Jessica Fletcher was not the only sleuth Lansbury portrayed. In 1980, she actually played Miss Marple in The Mirror Crack'd, based on Agatha Christie's 1962 novel. The film featured an all-star cast that included Elizabeth Taylor, Rock Hudson, Geraldine Chaplin, Tony Curtis, and Kim Novak.
In 1984, she worked with Irish director Neil Jordan on fantasy-horror movie The Company of Wolves.
In a 2008 Associated Press interview, Lansbury said she still welcomed the right script but did not want to play "old, decrepit women".
"I want women my age to be represented the way they are, which is vital, productive members of society.
"I'm astonished at the amount of stuff I managed to pack into the years that I have been in the business. And I'm still here."
Lansbury was married twice, first to American actor Richard Cromwell in 1945 when she was 19 and he was 35. The couple divorced in 1946, but remained friends until Cromwell's death in 1960.
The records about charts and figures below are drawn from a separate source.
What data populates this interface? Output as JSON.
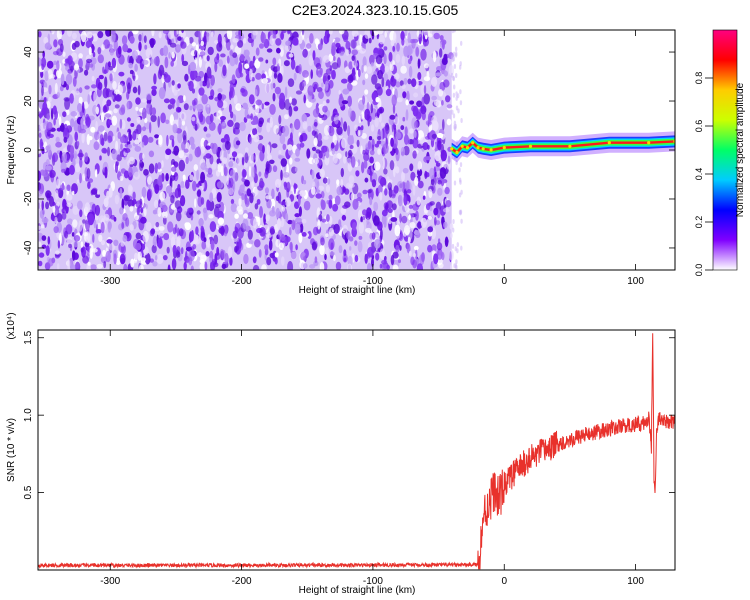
{
  "title": "C2E3.2024.323.10.15.G05",
  "colors": {
    "snr_line": "#e8312b",
    "noise_purple": "#6a12e6",
    "noise_light": "#d8c6f8",
    "ridge_core": "#ff1a1a"
  },
  "chart_data": [
    {
      "id": "spectrogram",
      "type": "heatmap",
      "xlabel": "Height of straight line (km)",
      "ylabel": "Frequency (Hz)",
      "xlim": [
        -355,
        130
      ],
      "ylim": [
        -49,
        49
      ],
      "x_ticks": [
        -300,
        -200,
        -100,
        0,
        100
      ],
      "y_ticks": [
        -40,
        -20,
        0,
        20,
        40
      ],
      "noise_region_x": [
        -355,
        -40
      ],
      "signal_region_x": [
        -40,
        130
      ],
      "ridge": [
        [
          -40,
          0.5
        ],
        [
          -36,
          -1.0
        ],
        [
          -32,
          1.5
        ],
        [
          -28,
          1.0
        ],
        [
          -24,
          3.0
        ],
        [
          -20,
          1.0
        ],
        [
          -16,
          0.5
        ],
        [
          -10,
          0.0
        ],
        [
          0,
          1.0
        ],
        [
          20,
          1.5
        ],
        [
          50,
          1.5
        ],
        [
          80,
          3.0
        ],
        [
          110,
          3.0
        ],
        [
          130,
          3.5
        ]
      ],
      "colorbar": {
        "label": "Normalized spectral amplitude",
        "range": [
          0.0,
          1.0
        ],
        "ticks": [
          0.0,
          0.2,
          0.4,
          0.6,
          0.8
        ],
        "tick_labels": [
          "0.0",
          "0.2",
          "0.4",
          "0.6",
          "0.8"
        ],
        "colormap": [
          "#ffffff",
          "#8000ff",
          "#0000ff",
          "#00ccff",
          "#00ff66",
          "#ccff00",
          "#ffcc00",
          "#ff0000",
          "#ff0080"
        ]
      }
    },
    {
      "id": "snr",
      "type": "line",
      "xlabel": "Height of straight line (km)",
      "ylabel": "SNR (10 * v/v)",
      "y_multiplier": "(x10⁴)",
      "xlim": [
        -355,
        130
      ],
      "ylim": [
        0,
        15500
      ],
      "x_ticks": [
        -300,
        -200,
        -100,
        0,
        100
      ],
      "y_ticks": [
        5000,
        10000,
        15000
      ],
      "y_tick_labels": [
        "0.5",
        "1.0",
        "1.5"
      ],
      "series": [
        {
          "points": [
            [
              -355,
              300
            ],
            [
              -300,
              300
            ],
            [
              -200,
              300
            ],
            [
              -100,
              320
            ],
            [
              -40,
              330
            ],
            [
              -20,
              350
            ],
            [
              -18,
              1500
            ],
            [
              -16,
              3500
            ],
            [
              -12,
              4200
            ],
            [
              -8,
              5200
            ],
            [
              -4,
              4600
            ],
            [
              0,
              5500
            ],
            [
              5,
              6000
            ],
            [
              10,
              6500
            ],
            [
              20,
              7200
            ],
            [
              30,
              7700
            ],
            [
              40,
              8100
            ],
            [
              50,
              8400
            ],
            [
              60,
              8700
            ],
            [
              70,
              8900
            ],
            [
              80,
              9100
            ],
            [
              90,
              9300
            ],
            [
              100,
              9400
            ],
            [
              108,
              9500
            ],
            [
              110,
              9800
            ],
            [
              112,
              8000
            ],
            [
              113,
              15500
            ],
            [
              114,
              6000
            ],
            [
              115,
              5300
            ],
            [
              116,
              9000
            ],
            [
              118,
              9800
            ],
            [
              120,
              9500
            ],
            [
              125,
              9600
            ],
            [
              130,
              9600
            ]
          ]
        }
      ]
    }
  ]
}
She married her second husband, actor and producer Peter Shaw, in 1949 and they remained together until Shaw’s death in 2003. The couple had two children of their own, Anthony Peter and Deirdre Ann, and Dame Angela also became a step-mother to David, Shaw’s son from a previous relationship.
Anthony went on to become a television director and directed 68 episodes of Murder, She Wrote.